Àlex sticks his head out to see what’s happening with the journalists. They seem happy. Phew! He hates not being able to keep an eye on every last detail, since he knows how much attention the gourmet press pays to the finer points of the appearance of the dishes, which must look beautiful, as they take photos and may even publish them. He can’t afford to take the risk of letting a sixteen-year-old kid with his brain addled by drugs, beer, heavy metal and the obnoxiously loud exhaust of a souped-up motorcycle serve his food. He can see Carol’s black mane of hair from the doorway. She’s surrounded by the best-known journalists and tossing down the wine like it’s going out of fashion. This woman never leaves a drop in any bottle, he thinks. Then, he almost has a seizure. Fuck! Carol! He’s totally forgotten about her because of the bloody interview.

“Eric, Eric!” he shouts.

“What’s the matter, boss?”

“That woman, Carol, did she come into the kitchen?”

“Yeah, while you were doing that interview. When are they going to show it? Wow! When my mates see it I’ll be more famous than Michael Jackson.”

“Shut up, will you! That’s enough of your nonsense. Tell me what she did. What?” Àlex is almost hysterical.

“She put something in the pot.”

“What pot?”

“The watercress soup. The pot’s in the sink now.”

“Bloody hell!”

He paces round the kitchen. He’s desperate. What can he do? And Annette – please, please, no, don’t let her have tasted it, he begs some deity.

*  *  *

The party’s been a great success. The journalists have left more than happy after eating and drinking to their hearts’ content, and the write-ups will certainly be fulsome, Annette thinks. She’s very tired, that’s for sure. She could never have imagined that a formal opening could be so much work and cause so much stress, especially when she had to make her little speech. She didn’t say everything she wanted, but she didn’t do badly, given that she was trembling like a reed in the wind and, in her nervousness, she spoke half in French, half in English, providing the journalists with the anecdote of the night. She would really have stolen the show if she’d finished off in Graça’s languages, Portuguese and Swahili! Graça and Eric have gone home, as has Òscar, who, after reclaiming his camera from its perch, is thrilled with his film, although it’s going to be difficult to make a short out of it when he has enough material for a feature.

Annette and Àlex sit down at the kitchen table and drink a bottle of cava. Although they’re both doing the same thing, their moods are very different. Annette savours her cava with delight, sighing contentedly over the bubbles and gabbling on non-stop. Àlex sips his in silence, also sighing, but it comes out more as whimpers from the depths of his heart and mind. Annette’s so thrilled she doesn’t notice his silence at first, but then she stares at him. “What happen you? You no are happy? It go very well and they love menu you make, especially sea urchins, and Carol she praise very much the watercress soup.”

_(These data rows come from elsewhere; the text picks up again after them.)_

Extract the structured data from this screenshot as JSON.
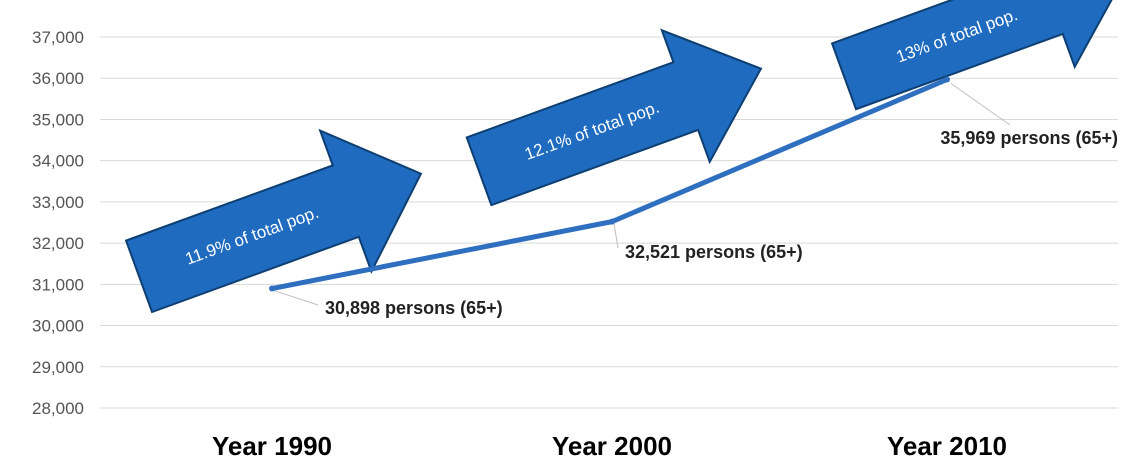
{
  "chart_data": {
    "type": "line",
    "title": "",
    "xlabel": "",
    "ylabel": "",
    "categories": [
      "Year 1990",
      "Year 2000",
      "Year 2010"
    ],
    "series": [
      {
        "values": [
          30898,
          32521,
          35969
        ]
      }
    ],
    "data_labels": [
      "30,898 persons (65+)",
      "32,521 persons (65+)",
      "35,969 persons (65+)"
    ],
    "ylim": [
      28000,
      37000
    ],
    "yticks": [
      28000,
      29000,
      30000,
      31000,
      32000,
      33000,
      34000,
      35000,
      36000,
      37000
    ],
    "ytick_labels": [
      "28,000",
      "29,000",
      "30,000",
      "31,000",
      "32,000",
      "33,000",
      "34,000",
      "35,000",
      "36,000",
      "37,000"
    ],
    "grid": true,
    "annotations": [
      "11.9% of total pop.",
      "12.1% of total pop.",
      "13% of total pop."
    ],
    "colors": {
      "line": "#2e6fc0",
      "arrow": "#1f6bbf",
      "arrow_edge": "#0e3f73"
    }
  }
}
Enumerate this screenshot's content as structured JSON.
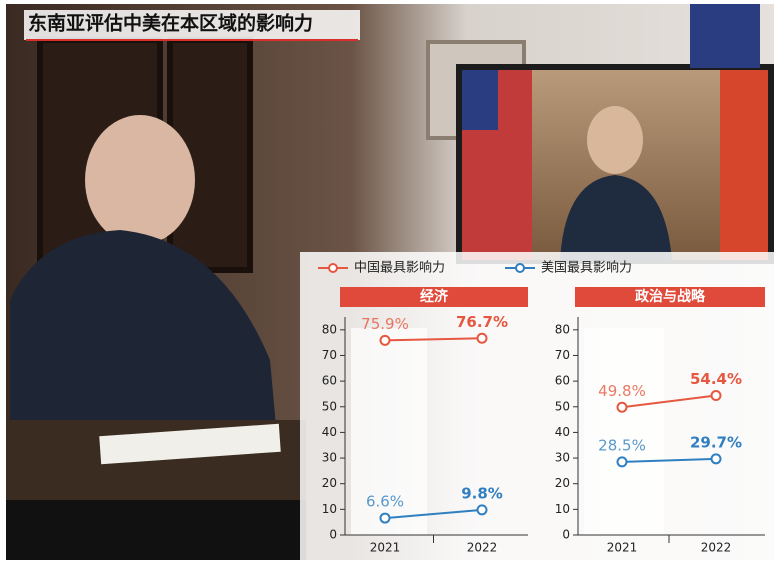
{
  "title": "东南亚评估中美在本区域的影响力",
  "legend": [
    {
      "name": "中国最具影响力",
      "color": "#e5573f"
    },
    {
      "name": "美国最具影响力",
      "color": "#2f7fc1"
    }
  ],
  "chart_data": [
    {
      "type": "line",
      "title": "经济",
      "categories": [
        "2021",
        "2022"
      ],
      "ylim": [
        0,
        85
      ],
      "yticks": [
        0,
        10,
        20,
        30,
        40,
        50,
        60,
        70,
        80
      ],
      "series": [
        {
          "color": "#e5573f",
          "values": [
            75.9,
            76.7
          ],
          "value_labels": [
            "75.9%",
            "76.7%"
          ]
        },
        {
          "color": "#2f7fc1",
          "values": [
            6.6,
            9.8
          ],
          "value_labels": [
            "6.6%",
            "9.8%"
          ]
        }
      ]
    },
    {
      "type": "line",
      "title": "政治与战略",
      "categories": [
        "2021",
        "2022"
      ],
      "ylim": [
        0,
        85
      ],
      "yticks": [
        0,
        10,
        20,
        30,
        40,
        50,
        60,
        70,
        80
      ],
      "series": [
        {
          "color": "#e5573f",
          "values": [
            49.8,
            54.4
          ],
          "value_labels": [
            "49.8%",
            "54.4%"
          ]
        },
        {
          "color": "#2f7fc1",
          "values": [
            28.5,
            29.7
          ],
          "value_labels": [
            "28.5%",
            "29.7%"
          ]
        }
      ]
    }
  ]
}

“Bloody bitch…” he mumbles.

“What you say?”

“Nothing, nothing. Yes, it went very well… Annette, listen…”

“Yes?” She’s intrigued.

“We have to work on the aromatic salts. I think it’s a brilliant idea and I’m sure they’ll sell very well. Maybe the business will let us forget about the restaurant, and you know what I’d really like to do? Close the
place down and go somewhere else, a long way from here. How about accepting the Can Bret offer?”